Combat des communes contre la désertification médicale : Quelles stratégies ?
Face à une pénurie de médecins, les communes multiplient les efforts pour pourvoir leurs besoins essentiels en santé, mais parfois sans succès. Comment peuvent-elles surmonter ce défi majeur ?
TL;DR
- Les communes peinent à trouver des médecins, créant des déserts médicaux.
- Plusieurs initiatives sont prises pour attirer des médecins dans les zones rurales.
- Le salariat pourrait être une solution durable à ce problème.
La pénurie de médecins : un problème gravissime
Dans beaucoup de communes françaises, le manque de médecins est une réalité alarmante. L’absence de praticiens, notamment dans les zones rurales, contribue à la création des déserts médicaux. Les municipalités luttent pour garantir à leurs administrés l’accès aux soins de proximité.
Des initiatives locales pour combler le vide
Dans leur quête désespérée pour pallier ce problème, certaines communes font preuve d’imagination.
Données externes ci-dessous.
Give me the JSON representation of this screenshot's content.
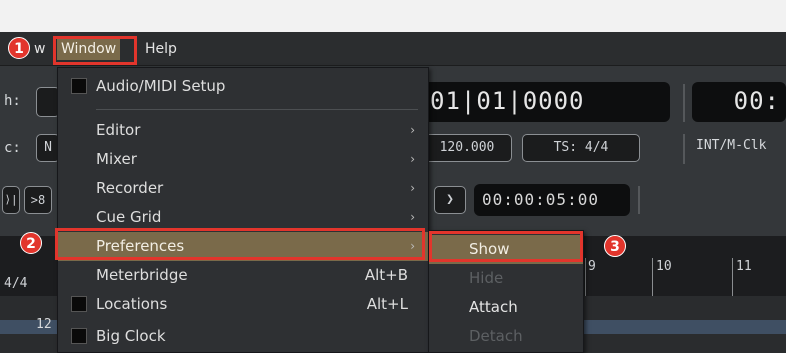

Au Grandcamp-Maisy, dans le Calvados, le maire s’est engagé à trouver une solution avant la fin de l’année, lorsque le seul médecin généraliste du territoire partira à la retraite. À Montoire-sur-le-Loir, dans le Loir-et-Cher, la solution a été de créer un regroupement de médecins pour assurer une continuité des soins.
Les communes rurales ne sont pas les seules concernées
Ce fléau n’est pas propre aux petites communes. Même au cœur de Toulouse, le problème persiste. Il a été prédit en 2017 que d’ici à 2027, 300 médecins arrêteront leur activité dans cette ville, laissant des milliers de patients sans médecin traitant. La capitale occitane est en train de devenir un désert médical.
Le salariat : une solution durable ?
Face à cette situation critique, la piste du salariat est de plus en plus envisagée. Dans le Morbihan, la municipalité réfléchit à salarier ses médecins pour les inciter à rester. Près d’Aurillac, dans le Cantal, deux médecins généralistes salariés ont été accueillis à la maison de santé du Rouget-Pers. Selon Marie Barrière, médecin salariée dans le Cantal, le salariat permet d’« exercer à plusieurs et surtout de n’avoir quasiment plus de charges administratives. Ça permet de retrouver le cœur du métier, qui est de soigner les gens. »
Malgré ces initiatives, le problème reste complexe. Attirer un médecin dans une commune rurale ou dans certains quartiers des villes est un défi de taille, et la solution n’est pas encore trouvée.